The station finally pulled the plug on its unsuccessful run as a Top 40 outlet and changed formats to news and talk in 1980, making it one of the first stations in the Southern U.S. to adopt that format exclusively. It continues to fill that niche of programming, and in 1986, WLAC pioneered the now-burgeoning format of sports talk in Middle Tennessee, when it began a two-hour-long afternoon drive-time sports talk show hosted by record company executive and sports fan Rick Baumgartner, along with former WSMV sportscaster Charlie McAlexander. Also, former WSM-AM, WSMV and WKRN personality Teddy Bart launched his critically-acclaimed "Roundtable" interview program on WLAC's morning schedule in 1985. The show, which featured newsmakers in Tennessee politics, later moved to several other Nashville stations before discontinuing production in 2005.
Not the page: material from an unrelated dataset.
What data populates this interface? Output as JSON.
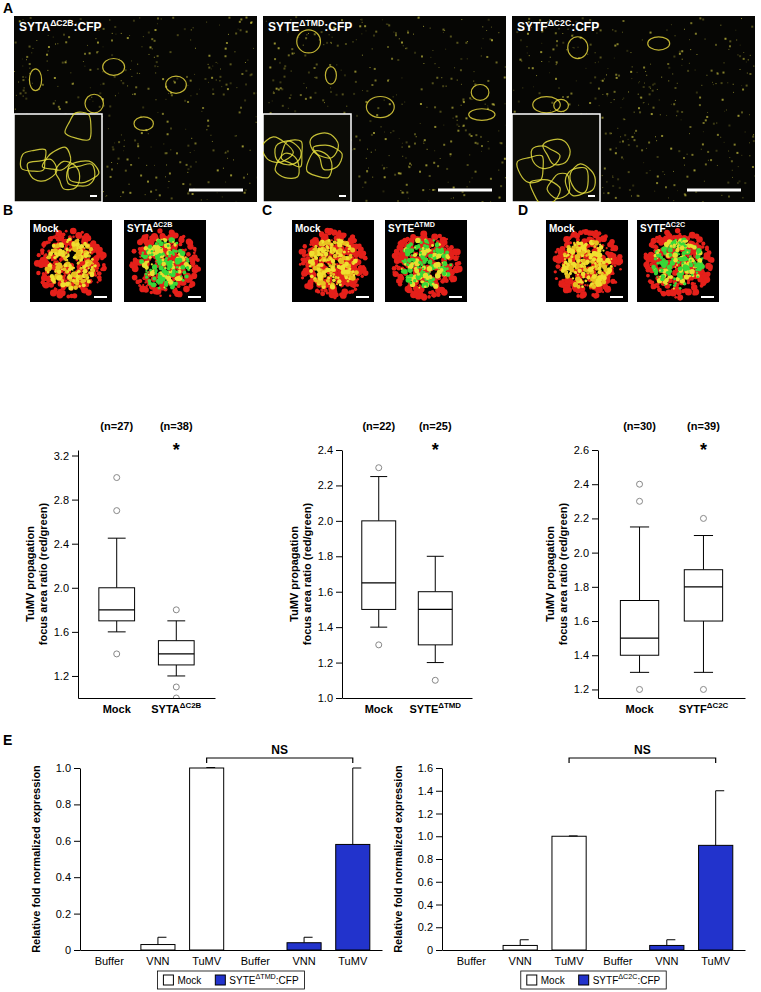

Much in the same manner as in years past when network programming gave way at sunset to R&B music for a different audience, for many years after WLAC changed to news and talk, the station abruptly switched, at 8 p.m. Central Time (when the clear-channel signal settled into place) to an all-religion format. The nighttime line-up included mostly paid broadcasts of many evangelical, fundamentalist, and Pentecostal preachers, with the news/talk format resuming at daybreak (after the Hoss Allen show). This practice was discontinued shortly after the station's purchase by Clear Channel Communications.

[edit] Currently

WLAC is now the Nashville home for popular conservative talkers such as Glenn Beck, Rush Limbaugh, and Sean Hannity. Also heard are Coast to Coast AM and University of Tennessee athletics. WLAC's main competitor is WWTN, an FM talk radio station. The station is an affiliate of Fox News Radio.

[edit] Schedule

[edit] Miscellanea

The WLAC callsign once also applied to a Nashville FM station (105.9, now WNRQ) and TV station (Channel 5, now WTVF). They, along with the AM station, were once owned by the Life and Casualty Insurance Company of Tennessee (hence the callsign, also sometimes said to stand for We Love All Christians). The FM station is now owned by Clear Channel, and remains a sister station to WLAC. The TV station left the family in 1975, when it was sold to the Hobby family of Houston (it is now owned by Landmark Communications).